Dağ bir fare doğursa bile Baykal karşı çıkacak

Baykal niçin bu derece huzursuz:

- Ya bu kısmi Anayasa değişikliği, AKP'ye puan kazandırırsa?

- İktidara yumuşak davranırsam, aramızdaki sert ikili kutuplaşma ortadan kalkarsa,

- Kutuplaşmanın neticesi olarak CHP'de hasıl olan duygusal dayanışma gevşerse?

- Hasılı horoz dövüştürme çekişmesinden doğan bu ortam devam ettirilmelidir, saplantısı var gündemlerinde...

Gündemlerinde diyorum çünkü, AKP de hemen hemen aynı psikolojik birikimden pay alıyor.

Bu sebepten ülkemizin uzun vadeli gittikçe ağırlaşan, devleşen problemlerine el atılmıyor.

Yâni memleket âdetâ sâhipsiz bırakılıyor, önemsiz işlerle oyalanıp büyük zaman kaybına uğruyor.

Önemli, ağırlıklı, uzun vadeli ciddî meselelere karşı, Tayyip bey de yooo ben asla bedel ödeyemem diyor.

Başka bir deyimle hem AKP, hem CHP'nin cüsseleri onların ağır siklette güreşmelerine müsait olduğu halde, sürekli peşrev yapıyorlar sürekli elenselerle seyircileri oyalıyorlar.

Böyle mi olmalıydı: Meselâ aziz milletimiz AKP'yi üst üste iki kere tek başına iktidara getirdi. Bir iktidarın en güçlü olduğu dönem iktidara geldikten sonra başlayan balayı dönemidir. Çünkü millet bütün heyecan ve azmiyle o dönemde iktidarın arkasındadır. Ama nâfile AKP işi uzattı uzattı, seçime pek az bir zaman kalmış olan şu aşamada, ürke ürke açılımlar yapmaya başladı ve ürke ürke ortaya bir Anayasa paketçiği koyabildi.

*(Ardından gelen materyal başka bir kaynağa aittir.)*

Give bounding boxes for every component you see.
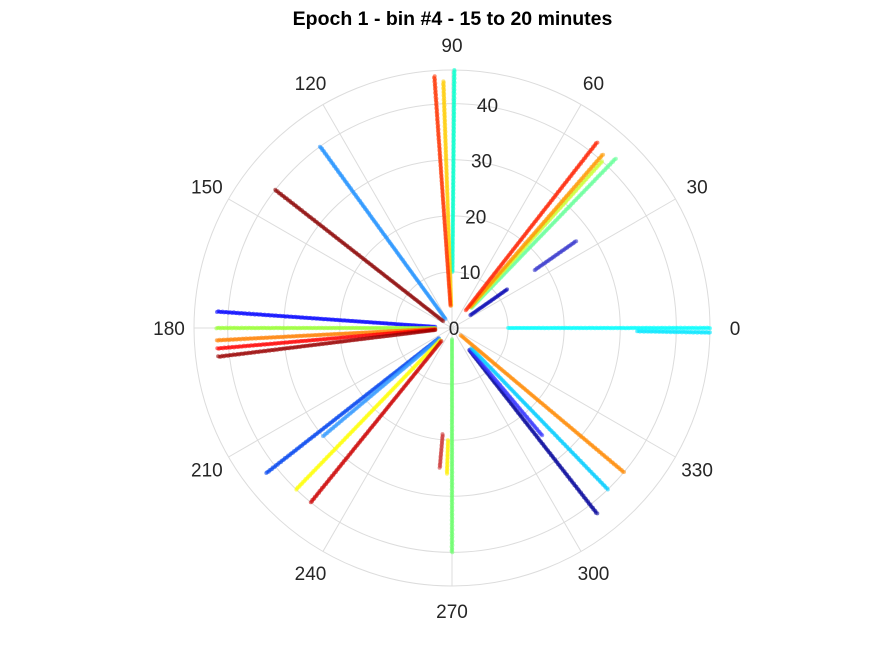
- series-20: [294, 338, 443, 492]
- theta-tick-label: 150: [191, 178, 223, 199]
- theta-tick-label: 60: [583, 74, 604, 95]
- r-tick-label: 30: [471, 152, 492, 173]
- series-7: [463, 140, 600, 313]
- data-point: [540, 433, 545, 438]
- series-8: [450, 68, 457, 274]
- chart-title: Epoch 1 - bin #4 - 15 to 20 minutes: [292, 8, 613, 30]
- theta-tick-label: 30: [687, 178, 708, 199]
- series-1: [506, 325, 712, 331]
- data-point: [216, 354, 221, 359]
- series-22: [449, 337, 455, 555]
- series-3: [532, 239, 579, 273]
- r-tick-label: 10: [459, 263, 480, 284]
- data-point: [215, 310, 219, 314]
- data-point: [445, 471, 449, 476]
- data-point: [574, 239, 579, 244]
- data-point: [215, 346, 220, 351]
- series-2: [468, 287, 510, 318]
- data-point: [595, 511, 600, 516]
- series-26: [468, 347, 545, 438]
- series-18: [264, 336, 441, 475]
- series-6: [468, 152, 606, 309]
- data-point: [294, 487, 299, 492]
- series-23: [444, 438, 451, 476]
- series-4: [469, 156, 618, 310]
- data-point: [601, 152, 606, 157]
- data-point: [708, 326, 712, 331]
- data-point: [437, 465, 442, 470]
- grid-spoke-210: [228, 327, 453, 458]
- grid-spoke-120: [322, 104, 453, 329]
- data-point: [308, 500, 313, 505]
- theta-tick-label: 270: [436, 602, 468, 623]
- grid-spoke-240: [322, 327, 453, 552]
- data-point: [600, 159, 604, 164]
- series-10: [432, 74, 453, 308]
- data-point: [214, 338, 219, 343]
- data-marks: [214, 68, 712, 555]
- data-point: [317, 144, 322, 149]
- data-point: [264, 471, 269, 475]
- data-point: [432, 74, 437, 79]
- grid-spoke-150: [228, 198, 453, 329]
- data-point: [273, 187, 278, 192]
- series-21: [308, 339, 444, 505]
- series-24: [437, 432, 445, 470]
- theta-tick-label: 300: [578, 564, 610, 585]
- series-11: [317, 144, 448, 321]
- series-12: [273, 187, 446, 324]
- tick-labels: 0 30 60 90 120 150 180 210 240 270 300 330 0 10 20 30 40: [153, 36, 740, 623]
- data-point: [321, 434, 325, 439]
- theta-tick-label: 120: [295, 74, 327, 95]
- series-9: [441, 79, 454, 308]
- data-point: [505, 287, 510, 292]
- grid-spoke-30: [451, 198, 676, 329]
- series-27: [469, 346, 610, 492]
- series-17: [216, 328, 438, 359]
- theta-tick-label: 240: [295, 564, 327, 585]
- series-19: [321, 336, 442, 439]
- theta-tick-label: 90: [441, 36, 462, 57]
- series-25: [467, 348, 600, 516]
- series-28: [458, 333, 626, 474]
- data-point: [441, 79, 446, 84]
- theta-tick-label: 0: [730, 319, 741, 340]
- data-point: [452, 68, 457, 72]
- data-point: [708, 330, 712, 335]
- data-point: [450, 550, 455, 555]
- theta-tick-label: 210: [191, 461, 223, 482]
- grid-spoke-330: [451, 327, 676, 458]
- r-tick-label: 0: [449, 319, 460, 340]
- grid-spoke-300: [451, 327, 582, 552]
- data-point: [622, 470, 626, 474]
- data-point: [613, 156, 618, 161]
- theta-tick-label: 180: [153, 319, 185, 340]
- data-point: [214, 326, 219, 331]
- theta-tick-label: 330: [681, 461, 713, 482]
- data-point: [595, 140, 600, 145]
- r-tick-label: 40: [477, 96, 498, 117]
- data-point: [605, 487, 610, 492]
- r-tick-label: 20: [465, 207, 486, 228]
- grid-spoke-60: [451, 104, 582, 329]
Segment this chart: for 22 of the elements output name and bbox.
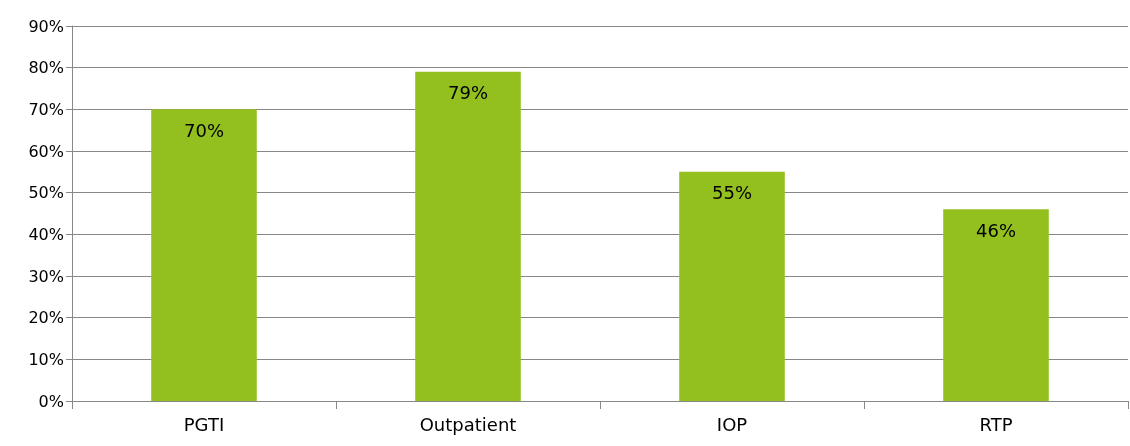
data-label: 70% <box>183 119 225 141</box>
y-tick-label: 0% <box>38 391 64 411</box>
y-tick-label: 30% <box>28 266 64 286</box>
y-tick-label: 10% <box>28 349 64 369</box>
x-tick-label: PGTI <box>183 413 225 435</box>
data-label: 79% <box>447 82 489 104</box>
y-tick-label: 60% <box>28 141 64 161</box>
x-tick-label: Outpatient <box>419 413 517 435</box>
y-tick-label: 40% <box>28 224 64 244</box>
bar <box>943 209 1049 401</box>
data-label: 46% <box>975 219 1017 241</box>
y-tick-label: 50% <box>28 183 64 203</box>
y-tick-label: 90% <box>28 16 64 36</box>
bar <box>151 109 257 401</box>
data-label: 55% <box>711 182 753 204</box>
bar <box>415 71 521 401</box>
y-tick-label: 80% <box>28 58 64 78</box>
bar <box>679 171 785 401</box>
y-tick-label: 20% <box>28 308 64 328</box>
x-tick-label: RTP <box>979 413 1013 435</box>
x-tick-label: IOP <box>716 413 748 435</box>
y-tick-label: 70% <box>28 99 64 119</box>
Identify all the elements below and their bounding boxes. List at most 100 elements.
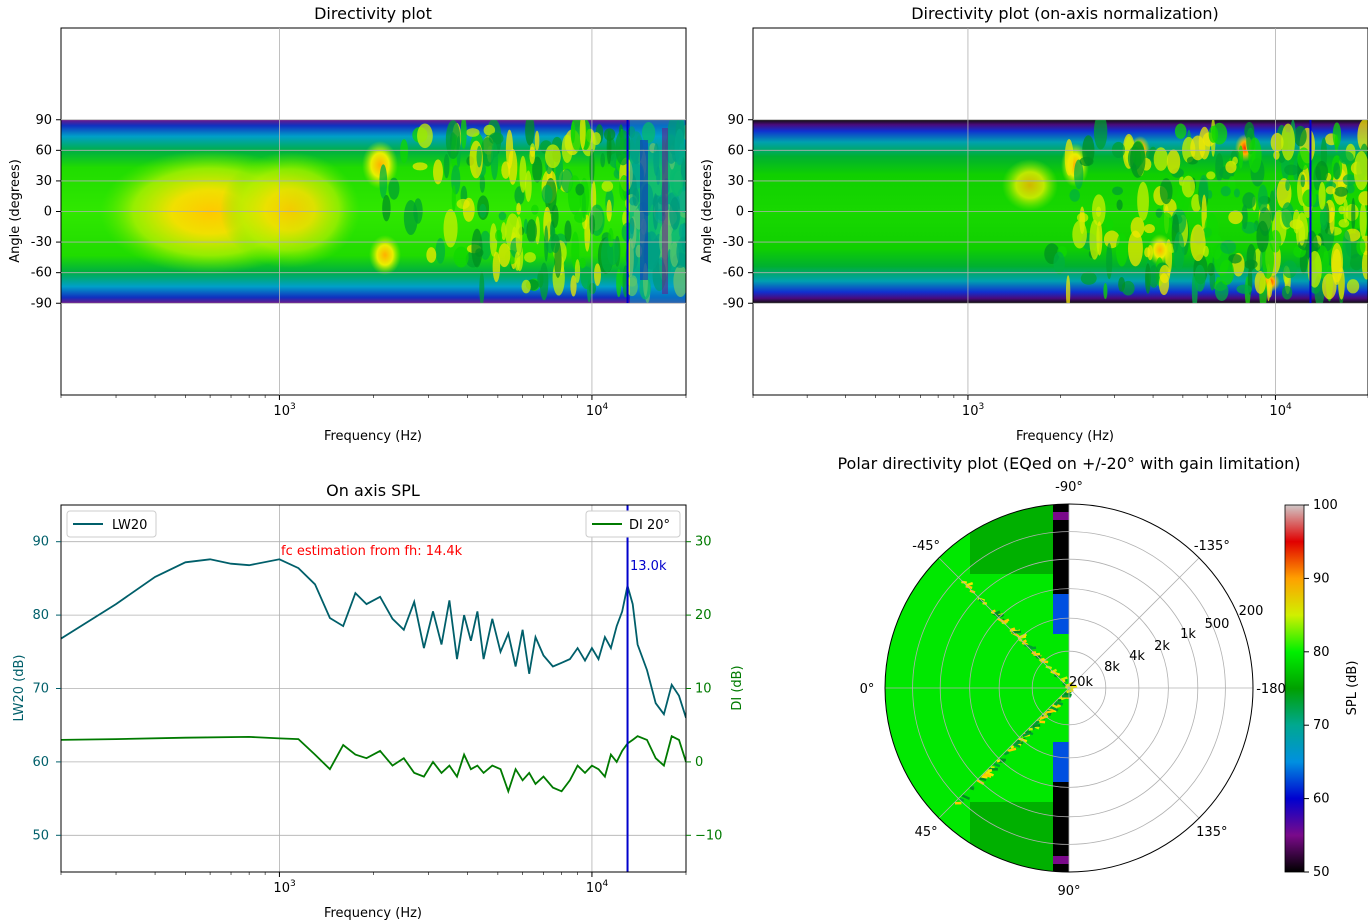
heatmap-cell — [570, 275, 577, 297]
heatmap-cell — [606, 130, 612, 165]
heatmap-cell — [498, 211, 507, 221]
directivity-heatmap — [61, 120, 686, 303]
heatmap-cell — [1343, 198, 1349, 223]
on-axis-ylabel-right: DI (dB) — [730, 665, 745, 710]
polar-angle-label: -45° — [912, 539, 940, 554]
y-tick-label: -30 — [31, 235, 52, 250]
heatmap-cell — [1181, 175, 1196, 198]
heatmap-cell — [426, 247, 437, 263]
heatmap-cell — [1232, 156, 1238, 165]
heatmap-cell — [516, 202, 522, 215]
directivity-normalized-plot: Directivity plot (on-axis normalization)… — [700, 4, 1368, 444]
polar-cell — [1045, 709, 1055, 715]
polar-cell — [1053, 782, 1069, 872]
y-tick-label: 90 — [35, 113, 52, 128]
heatmap-cell — [1342, 230, 1352, 270]
heatmap-cell — [433, 159, 443, 185]
y-tick-label: 30 — [727, 174, 744, 189]
polar-radial-label: 8k — [1104, 660, 1120, 675]
heatmap-cell — [1173, 231, 1185, 271]
heatmap-cell — [1346, 183, 1355, 194]
x-tick-label: 103 — [273, 402, 295, 419]
polar-cell — [1053, 856, 1069, 864]
heatmap-cell — [519, 155, 527, 193]
heatmap-cell — [570, 121, 576, 144]
x-tick-label: 104 — [1269, 402, 1292, 419]
polar-directivity-plot: Polar directivity plot (EQed on +/-20° w… — [837, 454, 1300, 899]
x-tick-label: 104 — [586, 402, 609, 419]
y-tick-label-left: 80 — [32, 608, 49, 623]
polar-cell — [985, 771, 990, 775]
heatmap-cell — [1153, 147, 1169, 171]
heatmap-cell — [1346, 279, 1360, 294]
directivity-xlabel: Frequency (Hz) — [324, 429, 422, 444]
heatmap-cell — [505, 129, 514, 170]
heatmap-cell — [1064, 139, 1074, 176]
heatmap-cell — [1215, 153, 1224, 182]
polar-angle-label: -90° — [1055, 480, 1083, 495]
heatmap-cell — [1137, 181, 1149, 221]
heatmap-cell — [544, 144, 561, 169]
polar-angle-label: -180 — [1256, 682, 1286, 697]
polar-angle-gridline — [1068, 687, 1200, 819]
heatmap-cell — [579, 257, 586, 269]
heatmap-cell — [1284, 164, 1299, 176]
heatmap-cell — [608, 228, 614, 248]
heatmap-cell — [1248, 137, 1262, 173]
polar-cell — [1053, 673, 1058, 678]
heatmap-cell — [521, 279, 531, 294]
heatmap-cell — [1103, 282, 1108, 300]
heatmap-cell — [529, 146, 536, 165]
y-tick-label: 0 — [44, 205, 52, 220]
heatmap-cell — [1319, 205, 1328, 231]
heatmap-cell — [435, 238, 446, 264]
heatmap-cell — [1257, 184, 1268, 214]
heatmap-cell — [1130, 141, 1146, 178]
heatmap-cell — [388, 177, 400, 200]
heatmap-cell — [1342, 174, 1357, 186]
heatmap-cell — [1349, 253, 1364, 271]
heatmap-cell — [1116, 199, 1123, 211]
polar-cell — [1057, 698, 1062, 702]
heatmap-cell — [600, 152, 606, 168]
heatmap-cell — [541, 184, 553, 204]
heatmap-cell — [1065, 275, 1071, 303]
polar-angle-gridline — [938, 557, 1070, 689]
spl-colorbar: 100 90 80 70 60 50 SPL (dB) — [1284, 498, 1360, 880]
polar-cell — [1034, 722, 1039, 726]
heatmap-cell — [1292, 209, 1301, 234]
y-tick-label: -90 — [723, 296, 744, 311]
di-legend: DI 20° — [585, 510, 681, 538]
polar-cell — [1055, 701, 1064, 706]
heatmap-cell — [489, 223, 498, 257]
heatmap-cell — [1176, 185, 1185, 211]
polar-cell — [1028, 727, 1033, 731]
heatmap-cell — [1214, 281, 1229, 301]
heatmap-cell — [1074, 159, 1084, 190]
heatmap-cell — [1318, 181, 1326, 210]
polar-radial-label: 500 — [1205, 617, 1230, 632]
heatmap-cell — [1297, 147, 1311, 170]
heatmap-cell — [601, 180, 614, 192]
heatmap-cell — [1236, 284, 1253, 294]
polar-radial-label: 20k — [1069, 675, 1094, 690]
heatmap-cell — [1118, 276, 1126, 292]
heatmap-cell — [564, 220, 572, 243]
heatmap-cell — [1228, 210, 1243, 225]
polar-cell — [979, 777, 987, 782]
polar-cell — [1053, 702, 1058, 706]
heatmap-cell — [492, 251, 501, 283]
heatmap-cell — [1334, 134, 1339, 153]
heatmap-cell — [524, 170, 532, 202]
heatmap-cell — [1238, 145, 1244, 169]
heatmap-cell — [1053, 251, 1065, 275]
polar-angle-label: 135° — [1196, 825, 1227, 840]
heatmap-cell — [1270, 132, 1284, 153]
polar-cell — [990, 610, 995, 615]
heatmap-cell — [451, 184, 456, 212]
on-axis-title: On axis SPL — [326, 481, 420, 500]
colorbar-tick-label: 90 — [1313, 571, 1330, 586]
heatmap-cell — [462, 197, 475, 222]
x-tick-label: 103 — [273, 879, 295, 896]
heatmap-cell — [488, 132, 504, 145]
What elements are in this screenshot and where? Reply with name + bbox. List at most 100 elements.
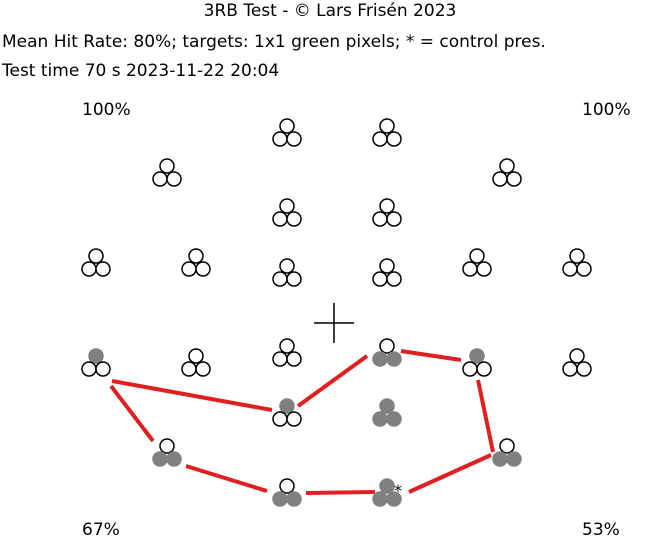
target-dot-left xyxy=(272,351,288,367)
quadrant-top-right-rate: 100% xyxy=(582,100,631,120)
target-dot-left xyxy=(181,261,197,277)
target-dot-top xyxy=(88,348,104,364)
outline-segment xyxy=(185,464,268,493)
target-dot-right xyxy=(286,131,302,147)
target-dot-right xyxy=(95,361,111,377)
target-dot-top xyxy=(159,158,175,174)
control-presentation-marker: * xyxy=(394,481,402,500)
target-dot-right xyxy=(476,261,492,277)
test-point-r1-a xyxy=(272,118,302,147)
target-dot-left xyxy=(372,131,388,147)
outline-segment xyxy=(296,354,369,408)
target-dot-right xyxy=(506,451,522,467)
fixation-cross xyxy=(314,303,354,343)
target-dot-top xyxy=(279,118,295,134)
target-dot-top xyxy=(499,158,515,174)
target-dot-top xyxy=(279,198,295,214)
target-dot-right xyxy=(195,261,211,277)
target-dot-right xyxy=(166,171,182,187)
target-dot-left xyxy=(272,131,288,147)
target-dot-left xyxy=(372,411,388,427)
target-dot-top xyxy=(469,348,485,364)
test-point-r2-a xyxy=(152,158,182,187)
test-point-r5-d xyxy=(372,338,402,367)
quadrant-bottom-left-rate: 67% xyxy=(82,520,120,540)
test-point-r5-c xyxy=(272,338,302,367)
target-dot-right xyxy=(506,171,522,187)
outline-segment xyxy=(109,384,155,443)
target-dot-top xyxy=(499,438,515,454)
target-dot-top xyxy=(379,338,395,354)
test-point-r7-b xyxy=(492,438,522,467)
test-point-r6-b xyxy=(372,398,402,427)
test-time: Test time 70 s 2023-11-22 20:04 xyxy=(2,61,280,81)
outline-segment xyxy=(408,453,492,494)
target-dot-left xyxy=(492,451,508,467)
test-point-r4-b xyxy=(181,248,211,277)
target-dot-top xyxy=(188,348,204,364)
target-dot-top xyxy=(379,198,395,214)
target-dot-right xyxy=(195,361,211,377)
target-dot-right xyxy=(286,491,302,507)
target-dot-right xyxy=(386,131,402,147)
target-dot-left xyxy=(372,491,388,507)
target-dot-right xyxy=(386,411,402,427)
target-dot-top xyxy=(569,348,585,364)
target-dot-top xyxy=(188,248,204,264)
target-dot-left xyxy=(462,261,478,277)
test-point-r5-a xyxy=(81,348,111,377)
test-title: 3RB Test - © Lars Frisén 2023 xyxy=(203,1,457,21)
target-dot-right xyxy=(386,211,402,227)
target-dot-top xyxy=(379,258,395,274)
target-dot-top xyxy=(379,118,395,134)
target-dot-right xyxy=(576,361,592,377)
target-dot-top xyxy=(469,248,485,264)
target-dot-top xyxy=(279,258,295,274)
target-dot-left xyxy=(462,361,478,377)
test-point-r4-e xyxy=(462,248,492,277)
target-dot-left xyxy=(272,211,288,227)
target-dot-left xyxy=(272,271,288,287)
target-dot-left xyxy=(372,351,388,367)
test-point-r6-a xyxy=(272,398,302,427)
target-dot-left xyxy=(181,361,197,377)
target-dot-left xyxy=(81,261,97,277)
target-dot-left xyxy=(81,361,97,377)
test-point-r5-e xyxy=(462,348,492,377)
target-dot-right xyxy=(286,271,302,287)
quadrant-top-left-rate: 100% xyxy=(82,100,131,120)
test-point-r5-b xyxy=(181,348,211,377)
target-dot-left xyxy=(372,271,388,287)
target-dot-top xyxy=(279,338,295,354)
target-dot-right xyxy=(286,411,302,427)
target-dot-left xyxy=(372,211,388,227)
target-dot-right xyxy=(286,351,302,367)
target-dot-top xyxy=(279,478,295,494)
target-dot-top xyxy=(279,398,295,414)
target-dot-left xyxy=(152,171,168,187)
test-point-r4-d xyxy=(372,258,402,287)
target-dot-top xyxy=(159,438,175,454)
test-point-r5-f xyxy=(562,348,592,377)
target-dot-right xyxy=(476,361,492,377)
target-dot-right xyxy=(386,271,402,287)
target-dot-left xyxy=(152,451,168,467)
test-point-r8-b xyxy=(372,478,402,507)
test-point-r8-a xyxy=(272,478,302,507)
outline-segment xyxy=(111,379,273,412)
target-dot-right xyxy=(286,211,302,227)
test-point-r3-b xyxy=(372,198,402,227)
target-dot-left xyxy=(562,261,578,277)
hit-rate-summary: Mean Hit Rate: 80%; targets: 1x1 green p… xyxy=(2,32,546,52)
target-dot-top xyxy=(569,248,585,264)
outline-segment xyxy=(400,349,462,362)
target-dot-top xyxy=(379,478,395,494)
test-point-r1-b xyxy=(372,118,402,147)
test-point-r4-c xyxy=(272,258,302,287)
target-dot-left xyxy=(272,411,288,427)
target-dot-top xyxy=(88,248,104,264)
outline-segment xyxy=(476,379,495,453)
target-dot-right xyxy=(95,261,111,277)
test-point-r4-a xyxy=(81,248,111,277)
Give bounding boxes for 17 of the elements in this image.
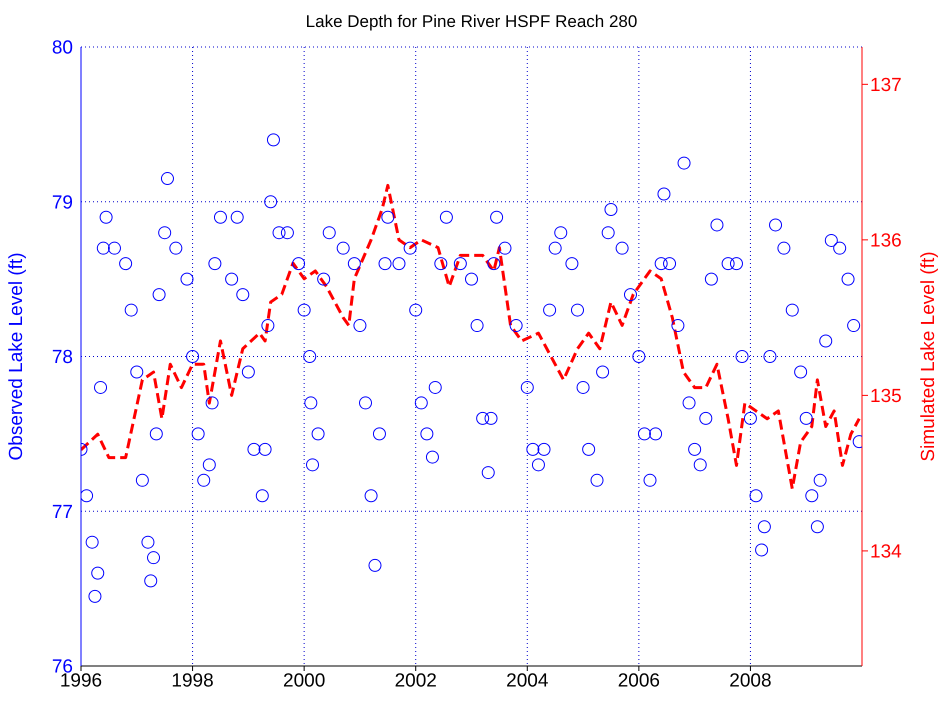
y-tick-label: 79 (52, 192, 73, 214)
y-axis-title: Observed Lake Level (ft) (6, 252, 27, 461)
y-tick-label: 80 (52, 38, 73, 59)
y-tick-label: 77 (52, 502, 73, 523)
y2-tick-label: 136 (870, 230, 902, 252)
x-tick-label: 1998 (171, 670, 214, 692)
x-tick-label: 2000 (283, 670, 326, 692)
x-tick-label: 2008 (729, 670, 772, 692)
x-tick-label: 2006 (618, 670, 660, 692)
x-tick-label: 2002 (394, 670, 437, 692)
y2-tick-label: 135 (870, 386, 902, 408)
chart-title: Lake Depth for Pine River HSPF Reach 280 (304, 12, 638, 32)
x-tick-label: 2004 (506, 670, 549, 692)
y2-tick-label: 134 (870, 542, 902, 563)
y-tick-label: 78 (52, 347, 73, 368)
y2-tick-label: 137 (870, 75, 902, 96)
y2-axis-title: Simulated Lake Level (ft) (918, 251, 939, 462)
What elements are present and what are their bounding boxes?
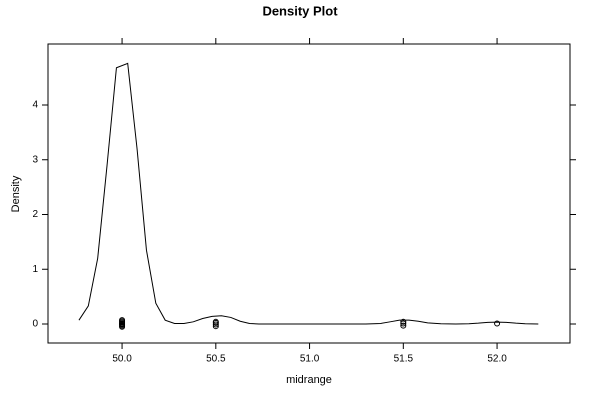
rug-point	[119, 321, 126, 328]
rug-point	[494, 320, 501, 327]
y-tick-label: 4	[32, 100, 38, 111]
y-tick-label: 1	[32, 264, 38, 275]
rug-point	[400, 318, 407, 325]
x-tick-label: 50.5	[206, 354, 226, 365]
x-tick-label: 51.0	[300, 354, 320, 365]
y-tick-label: 2	[32, 209, 38, 220]
rug-point	[400, 322, 407, 329]
y-axis-label: Density	[10, 175, 22, 212]
panel-border	[47, 43, 571, 344]
x-axis-label: midrange	[286, 374, 332, 386]
x-tick-label: 52.0	[487, 354, 507, 365]
y-tick-label: 3	[32, 154, 38, 165]
chart-title: Density Plot	[262, 3, 338, 18]
x-tick-label: 51.5	[394, 354, 414, 365]
rug-point	[119, 317, 126, 324]
rug-point	[212, 318, 219, 325]
x-tick-label: 50.0	[112, 354, 132, 365]
density-line	[78, 62, 539, 325]
y-tick-label: 0	[32, 319, 38, 330]
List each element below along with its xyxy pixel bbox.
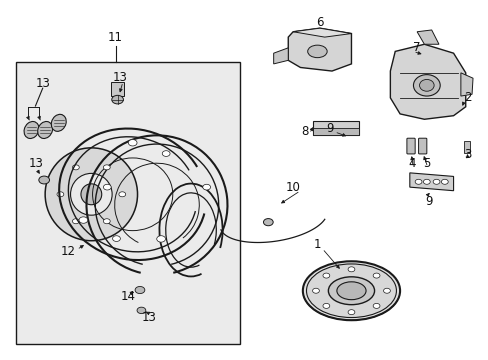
Ellipse shape <box>81 184 102 205</box>
Circle shape <box>432 179 439 184</box>
Circle shape <box>135 287 144 294</box>
Ellipse shape <box>336 282 366 300</box>
Circle shape <box>79 217 88 223</box>
FancyBboxPatch shape <box>418 138 426 154</box>
Text: 7: 7 <box>412 41 420 54</box>
Circle shape <box>372 273 379 278</box>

Bunlar sadra şifâ olmayan, zevahiri kurtarma için yapılan, pansuman kabilinden girişimler. İnşaallah faydalı olur. Ama yetersiz.

Görülüyor ki hem CHP'nin, hem AKP'nin, memleketimizin uzun vadeli problemlerini çözecek plan ve projeleri mevcut değil ya da projeleri var fakat bedel ödemeyi göze alacak morale sahip değiller.

Bilindiği gibi AKP aleyhinde bir kapatma davası açıldı. Partinin bünyesi önemli bir yara aldı. Sayın Anayasa Mahkemesi Başkanı tekrar tekrar, mevcud kanunlar derhal düzeltilmelidir diye uyarılarda bulunduğu halde, AKP harekete geçmedi, geçemedi işi uzattı, uzattı şimdi yumurta kapıya gelmiş, değişiklik paketine bu konuyu da neden sonra listeye dahil ediyorlar.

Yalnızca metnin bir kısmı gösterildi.